Girlguiding UK launches campaign aimed at highlighting airbrushed photos

The Girl Guides are calling for airbrushed photographs to be clearly labelled in a bid to tackle 'damaging and unrealistic pressures' on young women.

New campaign: Girl Guides
New campaign: Girl Guides

The campaign, launched today, is asking David Cameron to introduce compulsory labelling on ‘touched-up’ pictures in magazines.

A petition will also be launched during Fusion, a one day performing arts spectacular, which is taking place at Harewood House, bringing together around 20,000 members of Girlguiding UK, as well as girls from across the world to celebrate the organisation's Centenary.

The petition follows on from Girlguiding UK’s 2009 research, the Girls Attitudes Survey, which found that 50% of 16-21 year old girls would consider having surgery to change the way they look and 42% of 11 to 16 year olds admitting to watching what they ate or cutting down on certain foods.

The story has already appeared on Sky News, BBC Breakfast News, Radio One and Heart FM. A pre-recorded interview with GMTV was filmed yesterday.
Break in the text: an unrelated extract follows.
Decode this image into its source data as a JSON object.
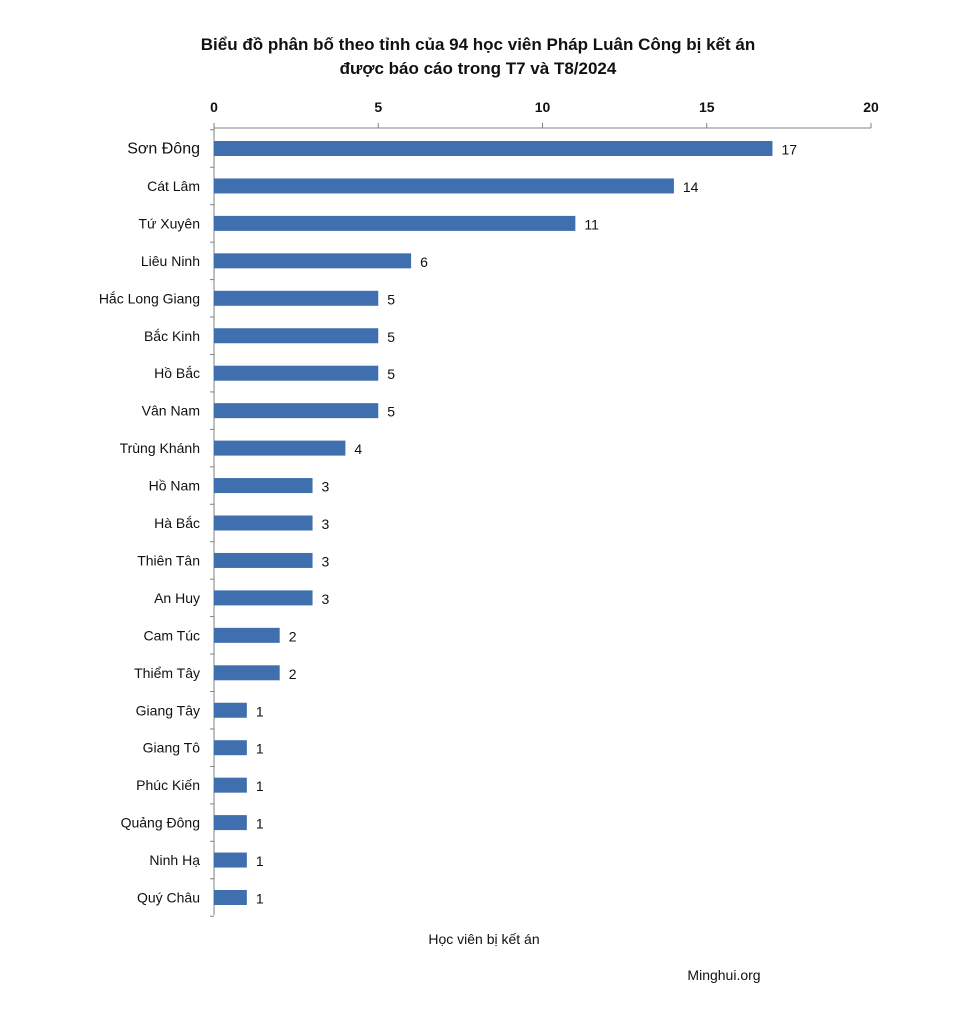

The Times has also featured the story on page 11 of today’s paper.

A range of spokespeople from Girlguiding UK and a selection of young women involved in the organisation have been lined up for interviews.

Chief guide, Liz Burnley, said: ‘From the research we have conducted and our everyday experiences working with girls and young women, we know how profoundly they feel the pressure to conform to a particular body image and how badly they can be affected by these unobtainable ideals.

‘We are proud to support the calls of our members who believe that it is time that the Prime Minister addressed their concerns and acted in the interests of girls and young women across the country.’